Abwertung des Dollars schmälert Margen und Wettbewerbsfähigkeit der paraguayischen Industrie, räumt Minister ein

Der Minister für Industrie und Handel, Marcos Riquelme, hat eingeräumt, dass der starke Rückgang des Dollars (rund 25 % in einem Jahr) die Margen und die Wettbewerbsfähigkeit der lokalen Industrie, insbesondere der Exporteure, die in Dollar fakturieren, aber Kosten in Guaraní haben, unter Druck setzt. Der Wechselkurs der amerikanischen Währung eröffnete die Woche bei G. 6.120 im effektiven Devisenhandel und bei G. 6.096 im Interbankenhandel.

Die starke Abwertung des Dollars gegenüber dem Guaraní setzt die paraguayischen Unternehmen weiterhin unter Druck, insbesondere jene, die in Dollar einnehmen, aber Kosten in der Landeswährung tragen.
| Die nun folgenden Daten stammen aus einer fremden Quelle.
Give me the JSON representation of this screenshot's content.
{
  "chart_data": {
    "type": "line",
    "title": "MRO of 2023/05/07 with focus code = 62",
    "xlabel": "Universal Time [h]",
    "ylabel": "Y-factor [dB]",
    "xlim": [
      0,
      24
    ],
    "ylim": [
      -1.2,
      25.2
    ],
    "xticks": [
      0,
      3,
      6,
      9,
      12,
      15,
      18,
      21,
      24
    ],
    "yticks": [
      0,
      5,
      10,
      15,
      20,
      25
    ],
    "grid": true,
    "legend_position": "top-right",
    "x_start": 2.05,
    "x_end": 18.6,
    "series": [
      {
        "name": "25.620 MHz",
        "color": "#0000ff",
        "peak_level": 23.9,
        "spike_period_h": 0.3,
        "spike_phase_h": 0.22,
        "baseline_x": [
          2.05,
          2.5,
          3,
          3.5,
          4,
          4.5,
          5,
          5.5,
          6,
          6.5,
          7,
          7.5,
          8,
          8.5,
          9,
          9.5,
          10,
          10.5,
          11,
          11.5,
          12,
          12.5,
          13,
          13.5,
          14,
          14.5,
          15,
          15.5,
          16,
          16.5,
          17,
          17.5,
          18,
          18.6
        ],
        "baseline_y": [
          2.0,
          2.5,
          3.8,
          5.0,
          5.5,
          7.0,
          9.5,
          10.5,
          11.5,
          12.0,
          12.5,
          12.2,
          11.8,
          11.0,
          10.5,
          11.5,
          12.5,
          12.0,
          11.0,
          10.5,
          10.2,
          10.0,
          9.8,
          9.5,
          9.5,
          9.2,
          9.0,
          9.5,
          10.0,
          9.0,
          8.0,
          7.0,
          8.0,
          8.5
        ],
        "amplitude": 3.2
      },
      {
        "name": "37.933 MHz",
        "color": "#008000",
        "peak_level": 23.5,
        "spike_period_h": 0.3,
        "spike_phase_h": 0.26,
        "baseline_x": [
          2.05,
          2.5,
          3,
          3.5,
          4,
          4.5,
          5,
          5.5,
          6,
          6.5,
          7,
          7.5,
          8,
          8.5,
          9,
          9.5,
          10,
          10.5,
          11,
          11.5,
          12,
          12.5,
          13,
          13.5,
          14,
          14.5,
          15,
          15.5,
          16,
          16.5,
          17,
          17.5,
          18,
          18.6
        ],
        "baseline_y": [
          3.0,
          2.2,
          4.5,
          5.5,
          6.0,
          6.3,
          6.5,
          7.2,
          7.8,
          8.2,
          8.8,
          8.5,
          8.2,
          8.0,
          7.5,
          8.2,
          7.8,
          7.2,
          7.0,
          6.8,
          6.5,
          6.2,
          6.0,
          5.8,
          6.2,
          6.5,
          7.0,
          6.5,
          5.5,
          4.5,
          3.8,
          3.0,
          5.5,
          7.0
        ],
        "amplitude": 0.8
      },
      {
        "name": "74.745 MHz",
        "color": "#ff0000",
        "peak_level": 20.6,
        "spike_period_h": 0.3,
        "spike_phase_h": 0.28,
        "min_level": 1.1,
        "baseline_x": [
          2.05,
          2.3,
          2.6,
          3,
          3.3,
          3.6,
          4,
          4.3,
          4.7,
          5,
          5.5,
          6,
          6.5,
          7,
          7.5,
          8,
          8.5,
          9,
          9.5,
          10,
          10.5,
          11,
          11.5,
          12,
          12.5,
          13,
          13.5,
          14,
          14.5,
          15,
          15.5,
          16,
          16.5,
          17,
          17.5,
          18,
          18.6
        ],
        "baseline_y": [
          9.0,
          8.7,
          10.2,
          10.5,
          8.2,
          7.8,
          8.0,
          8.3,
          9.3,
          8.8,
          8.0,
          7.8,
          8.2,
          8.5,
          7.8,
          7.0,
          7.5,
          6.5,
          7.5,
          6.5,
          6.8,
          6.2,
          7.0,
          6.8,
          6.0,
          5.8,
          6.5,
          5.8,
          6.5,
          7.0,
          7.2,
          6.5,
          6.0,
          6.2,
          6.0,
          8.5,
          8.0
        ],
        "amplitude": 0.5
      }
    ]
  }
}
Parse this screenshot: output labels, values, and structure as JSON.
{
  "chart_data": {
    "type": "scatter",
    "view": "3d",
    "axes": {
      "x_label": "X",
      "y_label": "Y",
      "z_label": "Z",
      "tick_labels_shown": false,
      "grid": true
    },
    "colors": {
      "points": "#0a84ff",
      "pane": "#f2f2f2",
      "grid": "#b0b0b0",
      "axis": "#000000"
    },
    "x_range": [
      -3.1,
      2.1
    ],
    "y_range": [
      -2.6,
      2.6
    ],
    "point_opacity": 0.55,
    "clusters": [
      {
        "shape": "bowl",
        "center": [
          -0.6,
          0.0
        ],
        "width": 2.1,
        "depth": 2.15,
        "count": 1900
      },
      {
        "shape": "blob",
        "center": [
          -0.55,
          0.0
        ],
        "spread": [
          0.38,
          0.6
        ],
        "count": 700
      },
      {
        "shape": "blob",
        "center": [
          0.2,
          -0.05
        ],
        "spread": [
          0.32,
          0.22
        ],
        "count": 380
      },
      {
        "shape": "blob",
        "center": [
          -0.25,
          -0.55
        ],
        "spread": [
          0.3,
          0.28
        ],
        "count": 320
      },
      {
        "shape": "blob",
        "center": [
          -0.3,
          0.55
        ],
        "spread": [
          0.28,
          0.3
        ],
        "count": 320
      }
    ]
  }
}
Der Minister für Industrie und Handel (MIC), Marcos Riquelme, räumte ein, dass der Rückgang des Wechselkurses die Wettbewerbsfähigkeit nationaler Produkte auf dem ausländischen Markt verringert.

Zu Beginn dieses Montags wurde der Dollar bei G. 6.120 im effektiven Devisenhandel und bei G. 6.096 im Interbankenhandel gehandelt, was einer Abwertung von etwa 25 % gegenüber dem Guaraní in den letzten 12 Monaten entspricht – ein Verlust von fast G. 2.000 pro Dollar.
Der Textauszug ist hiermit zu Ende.